District 20A Rep. Andrew Falk, DFL-Murdock, said the onus is on the Republicans to present final bills for a vote. He used Dayton's mantra from a few weeks ago by saying the fact that they haven't made more progress on the bonding bill to date shows that majority leaders are "incapable of governing."
"It's doable - if the party in charge wants to bring it up for a vote they can do it," Falk said. "When you're the majority party you control what comes up for a vote and we haven't seen that yet. I know it takes a supermajority, so to not work with people and take a comprehensive approach shows a lack of seriousness."
"If the will is there it can be done," said Democratic Sen. Lyle Koenen, who moved from the House to take over the late Gary Kubly's seat in the Senate. "The House bill is a bit more problematic because it's so small - people who want a larger bill could vote no on it, hoping a larger number comes back. Some more conservative members would like to see a smaller bill, or even no bill at all."
The differences in the House and Senate proposals are stark.

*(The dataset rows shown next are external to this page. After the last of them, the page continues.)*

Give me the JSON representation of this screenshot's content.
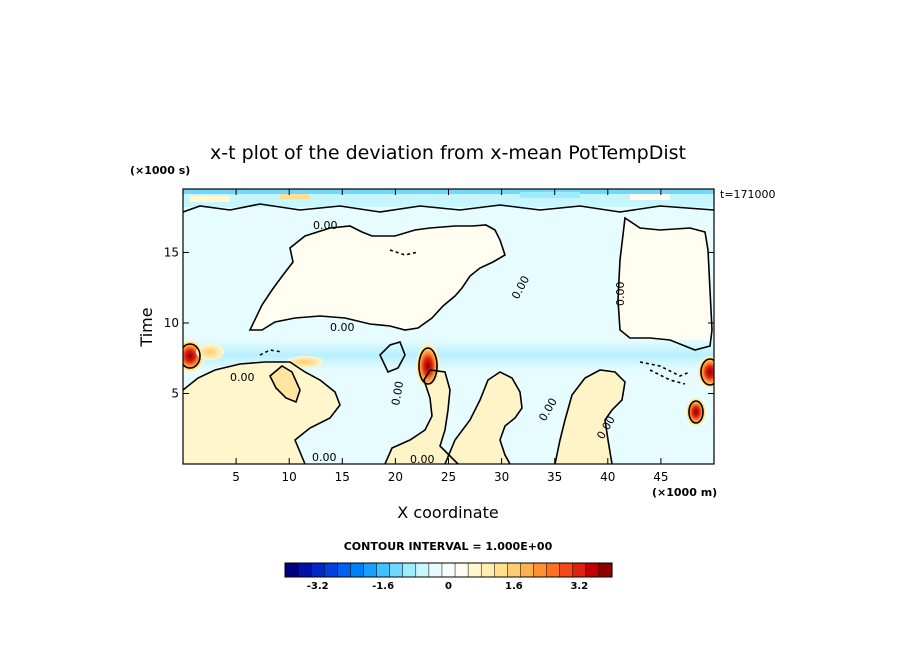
{
  "chart_data": {
    "type": "heatmap",
    "title": "x-t plot of the deviation from x-mean PotTempDist",
    "xlabel": "X coordinate",
    "ylabel": "Time",
    "x_unit": "(×1000 m)",
    "y_unit": "(×1000 s)",
    "xlim": [
      0,
      50
    ],
    "ylim": [
      0,
      19.5
    ],
    "x_ticks": [
      5,
      10,
      15,
      20,
      25,
      30,
      35,
      40,
      45
    ],
    "y_ticks": [
      5,
      10,
      15
    ],
    "time_note": "t=171000",
    "contour_interval_label": "CONTOUR INTERVAL = 1.000E+00",
    "contour_level_label": "0.00",
    "colorbar": {
      "min": -4.0,
      "max": 4.0,
      "step": 0.4,
      "tick_values": [
        -3.2,
        -1.6,
        0,
        1.6,
        3.2
      ],
      "tick_labels": [
        "-3.2",
        "-1.6",
        "0",
        "1.6",
        "3.2"
      ],
      "colors": [
        "#00007f",
        "#0010a8",
        "#0028c8",
        "#0040e0",
        "#0060f0",
        "#0080f8",
        "#18a0ff",
        "#40c0ff",
        "#70d8ff",
        "#a0ecff",
        "#c8f6ff",
        "#e6fcff",
        "#f8ffff",
        "#fffef0",
        "#fff8d0",
        "#ffeeb0",
        "#ffe090",
        "#ffcc70",
        "#ffb050",
        "#ff9030",
        "#ff7020",
        "#f84818",
        "#e02010",
        "#c00000",
        "#8c0000"
      ]
    },
    "regions": [
      {
        "name": "background-negative",
        "value": -0.3
      },
      {
        "name": "upper-left-positive-patch",
        "value": 0.2
      },
      {
        "name": "upper-right-positive-patch",
        "value": 0.2
      },
      {
        "name": "lower-left-positive-lobe",
        "value": 0.4
      },
      {
        "name": "central-tongue-positive",
        "value": 0.3
      },
      {
        "name": "right-finger-positive",
        "value": 0.3
      },
      {
        "name": "hotspot-x23-t8",
        "value": 3.5
      },
      {
        "name": "hotspot-left-edge-t8",
        "value": 3.0
      },
      {
        "name": "hotspot-right-edge-t7",
        "value": 3.5
      },
      {
        "name": "hotspot-right-edge-t4",
        "value": 2.5
      }
    ]
  }
}
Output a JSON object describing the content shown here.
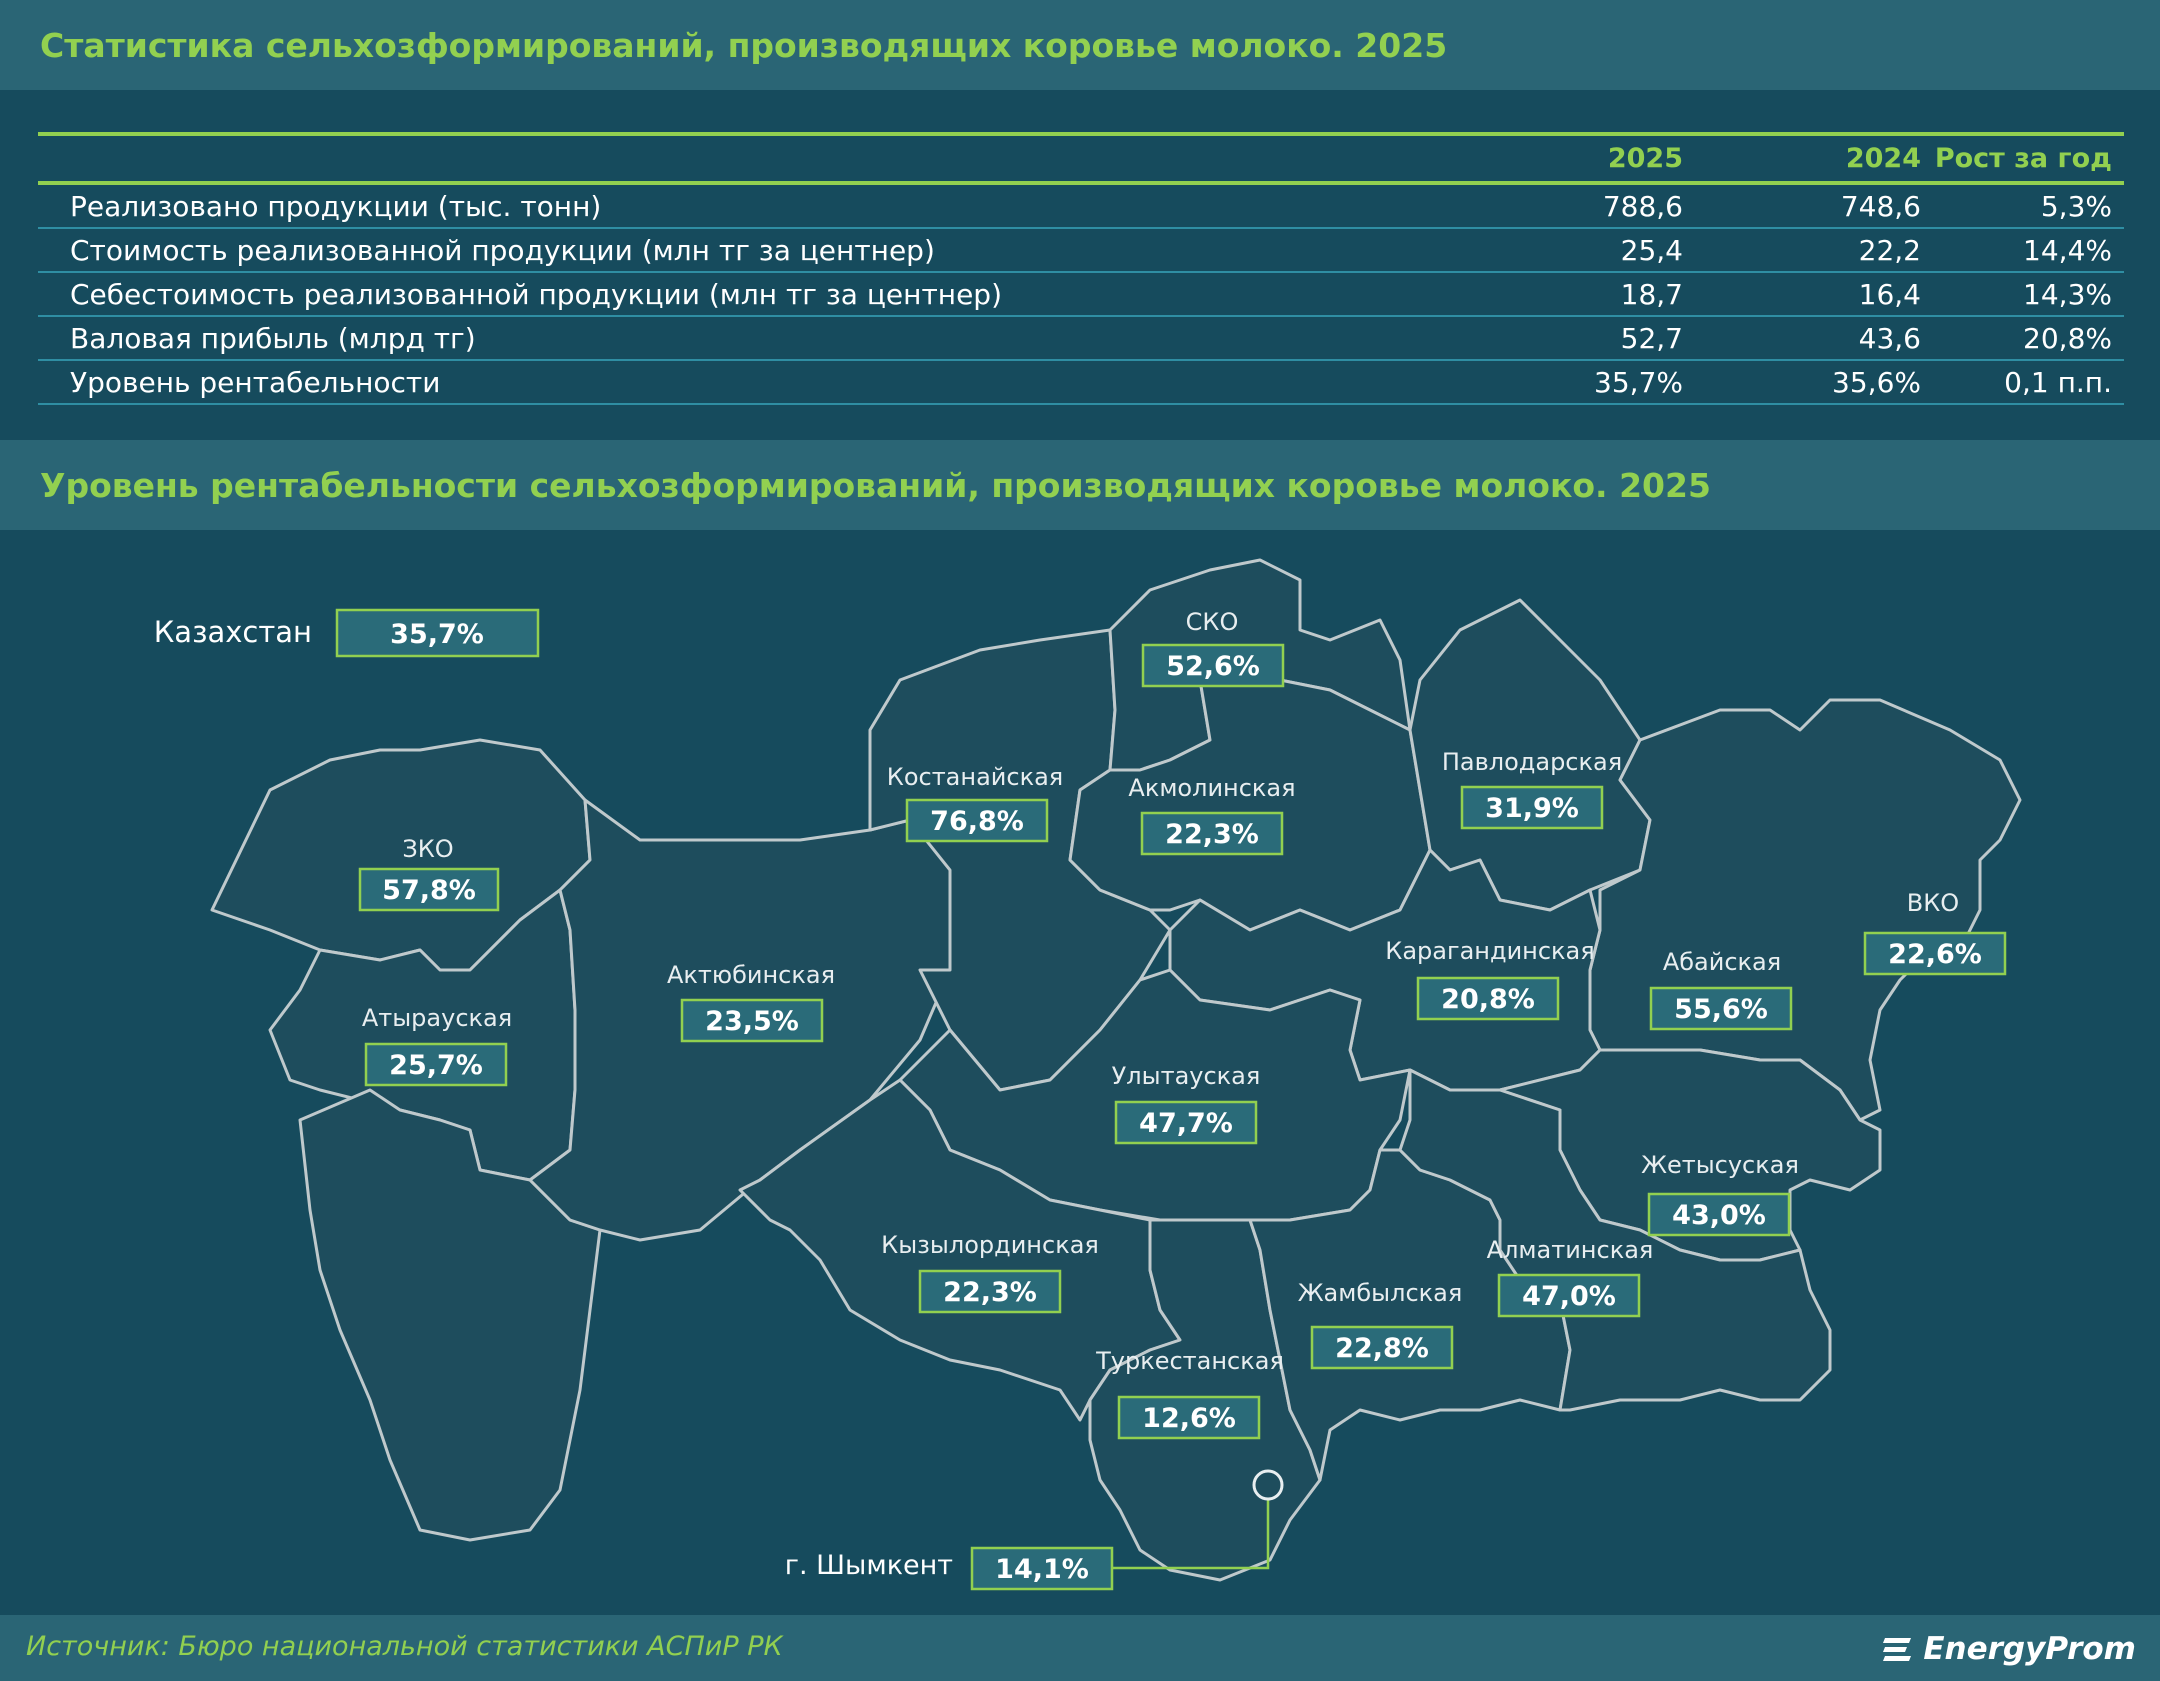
{
  "header": {
    "title": "Статистика сельхозформирований, производящих коровье молоко. 2025"
  },
  "stats_table": {
    "columns": [
      "",
      "2025",
      "2024",
      "Рост за год"
    ],
    "rows": [
      [
        "Реализовано продукции (тыс. тонн)",
        "788,6",
        "748,6",
        "5,3%"
      ],
      [
        "Стоимость реализованной продукции (млн тг за центнер)",
        "25,4",
        "22,2",
        "14,4%"
      ],
      [
        "Себестоимость реализованной продукции (млн тг за центнер)",
        "18,7",
        "16,4",
        "14,3%"
      ],
      [
        "Валовая прибыль (млрд тг)",
        "52,7",
        "43,6",
        "20,8%"
      ],
      [
        "Уровень рентабельности",
        "35,7%",
        "35,6%",
        "0,1 п.п."
      ]
    ]
  },
  "map_section": {
    "title": "Уровень рентабельности сельхозформирований, производящих коровье молоко. 2025",
    "country": {
      "name": "Казахстан",
      "value": "35,7%"
    },
    "regions": [
      {
        "name": "СКО",
        "value": "52,6%"
      },
      {
        "name": "Костанайская",
        "value": "76,8%"
      },
      {
        "name": "Акмолинская",
        "value": "22,3%"
      },
      {
        "name": "Павлодарская",
        "value": "31,9%"
      },
      {
        "name": "ЗКО",
        "value": "57,8%"
      },
      {
        "name": "ВКО",
        "value": "22,6%"
      },
      {
        "name": "Актюбинская",
        "value": "23,5%"
      },
      {
        "name": "Карагандинская",
        "value": "20,8%"
      },
      {
        "name": "Абайская",
        "value": "55,6%"
      },
      {
        "name": "Атырауская",
        "value": "25,7%"
      },
      {
        "name": "Улытауская",
        "value": "47,7%"
      },
      {
        "name": "Жетысуская",
        "value": "43,0%"
      },
      {
        "name": "Кызылординская",
        "value": "22,3%"
      },
      {
        "name": "Алматинская",
        "value": "47,0%"
      },
      {
        "name": "Жамбылская",
        "value": "22,8%"
      },
      {
        "name": "Туркестанская",
        "value": "12,6%"
      },
      {
        "name": "г. Шымкент",
        "value": "14,1%"
      }
    ]
  },
  "footer": {
    "source": "Источник: Бюро национальной статистики АСПиР РК",
    "brand": "EnergyProm"
  },
  "colors": {
    "accent": "#92d050",
    "background": "#164b5d",
    "band": "#2a6575",
    "region_fill": "#1e4d5d",
    "region_border": "#bfc9cc"
  }
}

The House has two bonding bill proposals - $221 million for the State Capitol Renovation and a $280 million borrowing plan for local projects. The Capitol portion of the House bill failed by one vote in the House on Thursday.
The Senate has budgeted $25 million for Capitol restoration in its construction projects bill. The Senate has proposed a "bricks and mortar" public works bill that spends $561 million on projects throughout Minnesota, focused primarily on local projects throughout the state, including $39 million for the University of Minnesota, $127 million for Minnesota State Colleges and Universities and $30 million for flood mitigation.
Koenen is surprised at how much the House and Senate bills differ, since both chambers have a Republican majority.
"It seems like a rather large difference to me," he said. "If you look at the differences between Governor Dayton's proposal and the two parties, that doesn't surprise me, but I am surprised at the difference between the House and Senate."
Dayton's bonding plan borrows $775 million.
"One of the hang-ups, like always, is the size of the bill," said Dahms, who believes a bonding bill can get done by April 30. "There's always going to be a window and we have to find that window when it's open. That window involves projects, it involves the size of the bill, and it involves the make-up of the bill."